Rose-Hulman - Department of Mathematics - Course Syllabus MA211 - Differential Equations - 2010-11

 Description & Prerequisites Course Goals Texts and Other Materials Course Topics Course Policies Links last posted to site: 05/29/12

Parts of the web page to be completed or determined by the instructor are in green.

Catalogue Description and Prerequisites

MA 211 (starting Fall 2010) Differential Equations 4R-0L-4C F,W,S Pre: MA 113
First order differential equations including basic solution techniques and numerical methods. Second order linear, constant coefficient differential equations, including both the homogeneous and non-homogeneous cases. Laplace transforms, Introduction to complex arithmetic, as needed. Applications to problems in science and engineering.

Prerequisite: All of the topics in MA112, as well some topics in MA113, will be assumed. In addition, familiarity with some Maple commands from Calculus is assumed. The Maple files  MapleIntRGL.mws (introduction) and calcrev.mws (review for DE) may be helpful. These files are available on Angel in the (Rose-Only) Mathematics Course Information Repository.

Course Goals

1. Develop a deeper understanding of scalar differential equations and their solutions.
2. Provide an introduction to Laplace transform methods.
3. Develop a deeper understanding and appreciation of transformation methods by studying Laplace methods.
4. Improve mathematical modeling and analytical problem solving skills.
5. Develop ability to communicate mathematically.
6. Improve skill using the computer as a tool for mathematical analysis and problem solving.
7. Introduce applications of mathematics, especially to science and engineering.

Textbook and other required materials

Textbook: Text: Advanced Engineering Mathematics, 4th edition by Zill and Wright
Computer Usage:  Maple14 must be available on your laptop.

Course Topics

The topics below follow the approximate book order.

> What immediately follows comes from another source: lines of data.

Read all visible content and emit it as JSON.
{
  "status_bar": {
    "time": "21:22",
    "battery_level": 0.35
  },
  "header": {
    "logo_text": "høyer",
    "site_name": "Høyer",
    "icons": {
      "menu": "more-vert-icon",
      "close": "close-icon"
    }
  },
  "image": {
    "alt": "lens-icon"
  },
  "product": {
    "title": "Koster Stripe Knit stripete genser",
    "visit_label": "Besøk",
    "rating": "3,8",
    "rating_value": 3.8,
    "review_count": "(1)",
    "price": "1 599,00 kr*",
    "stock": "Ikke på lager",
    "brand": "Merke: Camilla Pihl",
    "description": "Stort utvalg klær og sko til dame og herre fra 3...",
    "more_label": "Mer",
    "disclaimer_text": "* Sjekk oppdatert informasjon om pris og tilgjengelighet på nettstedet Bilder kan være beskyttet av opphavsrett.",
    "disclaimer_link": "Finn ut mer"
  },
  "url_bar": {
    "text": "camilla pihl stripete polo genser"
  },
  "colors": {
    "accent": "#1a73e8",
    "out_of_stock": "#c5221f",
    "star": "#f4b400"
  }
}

1. First order differential equations
• Review basic notions (e.g., separation of variables, initial value problems)
• Review dx/dt = ax and dx/dt = ax + b and show structure of solution as particular solution plus homogeneous solution
• Other solution methods
• Applications as appropriate

2. Second order linear differential equations
• Constant coefficient, homogeneous case (solving the characteristic equation requires basics of complex arithmetic through Euler's formula)
• Method of undetermined coefficients for non-homogeneous case
• Resonance
• Applications as appropriate

3. Laplace Transforms
• Definition of Laplace transform and standard table; inverse transform
• Basic properties and theorems
• Delta and Heaviside functions
• Convolution
• Transfer functions
• Applications as appropriate - e.g., salt tanks, spring-mass systems, and electrical circuits.

4. Numerical Methods
• Euler Method and Error Analysis
• Higher Order Systems and Equations

Course Requirements and Policies

The following policies and requirements will apply to all sections and classes:

Computer Policy

A summary of the computer policy page: Students will be expected to demonstrate a minimal level of competency with a relevant computer algebra system. The computer algebra system will be an integral part of the course and will be used regularly in class work, in homework assignments and during quizzes/exams. Students will also be expected to demonstrate the ability to perform certain elementary computations by hand. (See Performance Standards below.)

Performance Standards

Paper and pencil
1. Demonstrate skill using complex numbers
• basic arithmetic and geometric interpretation
2. Solve linear differential equations including
• direct integration
• separate and integrate involving simple integrations
• integrating factors with simple integration
• graphing and interpreting the solutions
• constant coefficient, second order equations with simple driving functions
• compute elementary Laplace transforms from the definition and standard table.
• solve simple scalar differential equations using Laplace transforms
Maple

Use Maple to solve differential equations symbolically and numerically

• using dsolve
• numerically by using the method=numeric
• using Maple to assist in separate and integrate, undetermined coefficients
• laplace transform methods
• graphing and interpreting the solutions

Final Exam Policy

The following is an extract from the final exam policy page. Consult the policy page for complete details. The final exam will consist of two parts. The first part will be "by hands" (paper, pencil). No computing devices (calculators/computers) will be allowed during the first part of the final exam. This part of the exam will cover both computational fundamentals as well as some conceptual interpretation, though the level of difficulty and depth of conceptual interpretation must take into account that this part of the exam will be shorter than the second part of the exam.  The laptop, starting with a blank Maple work sheet, and a calculator, may be used during the second part of the exam. No "cheat sheets", prepared Maple worksheets or prepared program on the calculator may be used. The second part of the exams will cover all skills: concepts, calculation, modeling, problem solving, and interpretation.